John Hartwig, Ph.D.

Selected Papers

This group of papers was selected to highlight work defining: new insights into the formation of platelets by megakaryocytes and their release into blood; our novel approach to understand the removal of platelets from the circulation; and last, my detailed studies into the platelet shape change reaction driven by actin.

Hartwig JH, Shevlin P. The architecture of actin filaments and the ultrastructural location of actin-binding protein in the periphery of lung macrophages. J. Cell Biol. 1986; 103:1007-1020.   
This paper marks the application of high-resolution immunoelectron microscopy by us to understand cell movement. It set the stage for our furture work on platelets below.

Gorlin JB, Yamin R, Egan S, Stewart S, Stossel TP, Kwiatkowski DJ, Hartwig JH. Human endothelial actin-binding protein (ABP-280, filamin): a molecular leaf spring. J. Cell Biol. 1990;111:1089-1105.   
Defining the structure of human filaminA (ABP-280) was a monumental task in 1990. At the time this was the largest protein sequenced. This protein accounts for 3% of the total protein of a blood platelet and links the von Willebrand factor receptor to the platelet actin cytoskeleton. This linkage aligns this receptor on the resting platelet surface and is the major cytoskeleton-plasma membrane linkage in the platelet as explored in the following paper.

Hartwig JH, DeSisto M. The cytoskeleton of the resting human blood platelet: structure of the membrane skeleton and its attachment to actin filaments. J. Cell Biol. 1991;112:407-425.   

Hartwig JH. Mechanisms of actin rearrangements mediating platelet activation. J. Cell Biol. 1992;118:1421-1442.   
The combination of these two papers defines the work of my laboratory. Insight gathered includes defining the linkages of the actin cytoskeleton to the plasma membrane. It remains the definitive work on the structure of the resting and active platelet cytoskeleton. The location of barbed end nucleation sites that are exposed/formed during platelet activation through the thrombin receptor is detailed.

Winokur R, Hartwig JH. Mechanism of shape change in chilled human platelets. Blood. 1995;85:1796-1804.   
This work, while only published in blood, sets the stage for publication #10 below. It was a critical diversion into understanding the effect of cooling on platelets. It shows that platelets change shape when cooled because actin assembly is induced.

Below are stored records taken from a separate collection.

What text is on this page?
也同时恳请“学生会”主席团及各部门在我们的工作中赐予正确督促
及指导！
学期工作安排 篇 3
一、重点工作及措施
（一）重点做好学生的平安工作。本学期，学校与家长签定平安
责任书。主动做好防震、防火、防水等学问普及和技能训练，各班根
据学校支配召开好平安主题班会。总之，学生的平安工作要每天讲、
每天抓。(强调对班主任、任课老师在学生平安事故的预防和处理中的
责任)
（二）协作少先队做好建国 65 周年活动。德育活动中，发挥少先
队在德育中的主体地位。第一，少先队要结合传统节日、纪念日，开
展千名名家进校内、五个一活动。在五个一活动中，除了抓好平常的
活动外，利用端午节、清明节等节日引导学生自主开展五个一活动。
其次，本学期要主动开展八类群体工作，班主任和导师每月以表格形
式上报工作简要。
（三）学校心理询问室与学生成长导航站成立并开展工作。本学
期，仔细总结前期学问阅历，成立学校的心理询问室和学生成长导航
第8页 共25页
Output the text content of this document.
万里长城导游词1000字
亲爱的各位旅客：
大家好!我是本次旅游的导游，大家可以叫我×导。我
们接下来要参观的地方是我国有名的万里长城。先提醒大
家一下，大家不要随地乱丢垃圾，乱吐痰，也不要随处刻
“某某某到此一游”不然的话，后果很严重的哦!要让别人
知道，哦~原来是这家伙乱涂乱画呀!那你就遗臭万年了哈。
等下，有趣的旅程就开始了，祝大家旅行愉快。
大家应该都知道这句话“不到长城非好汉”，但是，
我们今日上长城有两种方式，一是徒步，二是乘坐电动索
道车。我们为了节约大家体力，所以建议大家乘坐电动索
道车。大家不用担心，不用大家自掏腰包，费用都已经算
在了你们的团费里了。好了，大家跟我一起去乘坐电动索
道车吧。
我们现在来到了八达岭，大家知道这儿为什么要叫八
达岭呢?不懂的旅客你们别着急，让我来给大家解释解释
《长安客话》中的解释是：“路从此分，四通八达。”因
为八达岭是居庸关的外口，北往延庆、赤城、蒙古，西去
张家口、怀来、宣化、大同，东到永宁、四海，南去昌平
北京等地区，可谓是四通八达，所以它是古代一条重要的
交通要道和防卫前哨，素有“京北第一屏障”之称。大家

Hartwig JH, Bokoch GM, Carpenter CL, Janmey PA, Taylor LA, Toker A, Stossel TP. Thrombin receptor ligation and activated Rac uncap actin filament barbed ends through phosphoinositide synthesis in permeabilized human platelets. Cell. 1995;82:643-653.   
This paper demonstrates the utility of studying signal transduction to actin in permeabilized platelets. It defined a pathway running from the PAR-1 receptor to the small GTPase rac to PIP 5-kinase to form PI4,5P2 that is required for the formation of barbed end nucleation sites in activated platelets.

Barkalow K, Witke W, Kwiatkowski D, Hartwig J. Coordinated regulation of platelet actin filament barbed ends by gelsolin and capping protein. J. Cell Biol. 1996;134:389-399.    
The first definitive cataloging of the interaction of barbed end capping proteins with actin as the actin cytoskeleton is remodeled following receptor ligation.

Italiano Jr JE, Lecine P, Shivdasani RA, Hartwig JH. Blood platelets are assembled principally at the ends of proplatelet processes produced by differentiated megakaryocytes. J. Cell Biol. 199;147:1299-1312.   
Having spent 10 years studying the structure of the platelets, it was a true revelation to dissect how platelets are produced by megakaryocytes. This paper changed the dogma on platelet production demonstrating that platelets do not form in the body of megakaryocytes but instead assemble at the ends of long proplatelet processes. It described an actin driven mechanism used by megakaryocytes to bifurcate the shafts of proplatelet and thereby amplify the number of platelet production sites.

McGrath JL, Osborn EA, Tardy YS, Dewey Jr CF, Hartwig JH. Regulation of the actin cycle in vivo by actin filament severing. Proc. Natl. Acad. Sci, USA. 2000;97:6532-6537.   
This paper marks the first use of actin-binding protein deficient cells to study the dynamics of actin turnover and demarcates the requirement for gelsolin-mediated filament severing for the normal actin filament turnover reaction.

Hoffmeister, KM, Felbinger, TW, Falet, H, Denis, CV, Bergmeier, W, Mayadas, TN, von Andrian, UH, Wagner, DD, Stossel, TP, and JH Hartwig. The clearance mechanism of chilled blood platelets. 2003; Cell: 112:1-20.   
This paper, and the most resent Science followup, demonstrate the power of defining the receptor-counter-receptor that mediates the removal of platelets exposed to the cold from the circulation. It provides novel insight in the removal mechanism as well as insight into the unique temperature sensing ability of platelets.